Service minimum dans les prisons : les syndicats en désaccord avec le texte proposé
Service minimum dans les prisons : les syndicats en désaccord avec le texte proposé - © ERIC LALMAND - BELGA

Les syndicats ont une nouvelle fois rencontré vendredi matin le ministre de la Justice Koen Geens (CD&V) à propos de l'organisation concrète du service minimum dans les institutions pénitentiaires. "Nous donnerons notre avis dans le délai légal imparti", a fait savoir Michel Jacobs, secrétaire général de la CGSP-Amio. "Nous sommes invités à présenter cet avis le 2 août prochain. Je peux déjà vous dire que les trois organisations syndicales sont en désaccord avec le texte proposé actuellement."

La réglementation concernant le service minimum dans les prisons a été votée mi-mars à la Chambre. Les négociations sur l'organisation concrète de cette mesure ont commencé vendredi dernier, notamment sur le nombre de personnes à affecter et pour quelles tâches. L'exécution pratique de ces mesures dans les différentes institutions doit aussi être abordée.

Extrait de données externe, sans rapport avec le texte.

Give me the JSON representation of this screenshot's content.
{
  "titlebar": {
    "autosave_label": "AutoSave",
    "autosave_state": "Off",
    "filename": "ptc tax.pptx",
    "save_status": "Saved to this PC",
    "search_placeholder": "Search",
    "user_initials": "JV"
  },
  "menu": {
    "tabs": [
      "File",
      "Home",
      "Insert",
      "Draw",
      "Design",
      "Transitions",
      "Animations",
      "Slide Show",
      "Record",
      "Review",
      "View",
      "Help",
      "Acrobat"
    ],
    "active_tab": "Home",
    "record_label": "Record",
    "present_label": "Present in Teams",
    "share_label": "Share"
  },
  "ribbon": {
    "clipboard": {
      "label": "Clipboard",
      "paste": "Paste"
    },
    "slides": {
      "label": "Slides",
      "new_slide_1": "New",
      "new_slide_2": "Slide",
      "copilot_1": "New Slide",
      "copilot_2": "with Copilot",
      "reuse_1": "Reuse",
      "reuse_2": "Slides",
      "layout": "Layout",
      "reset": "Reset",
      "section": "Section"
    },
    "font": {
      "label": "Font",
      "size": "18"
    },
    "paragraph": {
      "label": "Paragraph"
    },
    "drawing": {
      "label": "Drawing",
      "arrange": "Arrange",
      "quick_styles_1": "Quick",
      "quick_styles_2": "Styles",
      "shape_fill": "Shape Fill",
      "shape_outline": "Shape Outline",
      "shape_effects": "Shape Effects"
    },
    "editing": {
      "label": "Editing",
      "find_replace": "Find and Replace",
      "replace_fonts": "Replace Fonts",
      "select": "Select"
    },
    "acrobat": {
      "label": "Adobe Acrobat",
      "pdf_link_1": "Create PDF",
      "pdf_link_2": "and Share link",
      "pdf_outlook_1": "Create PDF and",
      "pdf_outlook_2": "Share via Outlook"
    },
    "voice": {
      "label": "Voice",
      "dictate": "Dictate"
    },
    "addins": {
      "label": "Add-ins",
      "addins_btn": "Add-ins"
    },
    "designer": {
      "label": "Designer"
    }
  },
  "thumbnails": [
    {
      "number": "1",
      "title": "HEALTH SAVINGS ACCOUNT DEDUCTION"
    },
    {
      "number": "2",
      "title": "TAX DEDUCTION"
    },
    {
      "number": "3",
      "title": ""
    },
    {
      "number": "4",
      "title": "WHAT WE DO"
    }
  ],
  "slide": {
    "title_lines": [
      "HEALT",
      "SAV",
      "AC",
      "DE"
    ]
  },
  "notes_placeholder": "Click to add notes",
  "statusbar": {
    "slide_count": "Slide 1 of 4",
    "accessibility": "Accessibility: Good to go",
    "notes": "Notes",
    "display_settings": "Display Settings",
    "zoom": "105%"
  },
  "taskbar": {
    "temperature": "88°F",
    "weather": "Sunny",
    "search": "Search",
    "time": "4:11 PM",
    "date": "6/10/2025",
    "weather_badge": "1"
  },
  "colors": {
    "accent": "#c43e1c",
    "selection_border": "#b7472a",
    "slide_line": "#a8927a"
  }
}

Tout le monde est en désaccord avec le texte tel que présenté

Une deuxième réunion s'est tenue ce vendredi et les organisations syndicales sont invitées à déposer leur avis sur le texte proposé par le gouvernement le 2 août prochain. "Chaque organisation remettra ses propres questions. Mais tout le monde est en désaccord avec le texte tel que présenté", a indiqué M. Jacobs, sans détailler les points de divergence. "Le 2 août, nous sommes invités à venir entre 09h00 et 16h00. Pour ma part, je viendrai vers 15h00", a-t-il ironisé.

En parallèle à cette réunion, le conseil des ministres a marqué son accord sur une proposition d'arrêté royal de Koen Geens, qui "règle l'exécution de la loi visant à prévoir une meilleure protection du personnel pénitentiaire et des détenus", a annoncé le ministre. Ce texte doit désormais être négocié au sein du Comité A (Comité commun pour tous les services publics) et ensuite être soumis pour avis au Conseil d'État. L'entrée en vigueur de cet arrêté royal est prévue le jour de la publication dans le moniteur belge, a ajouté le ministre.

"Je ne comprends pas cette décision alors que nous sommes en période d'affaires courantes", a réagi Michel Jacobs. "Je laisse le Comité A faire son travail. Mais je surveillerai de près ces négociations."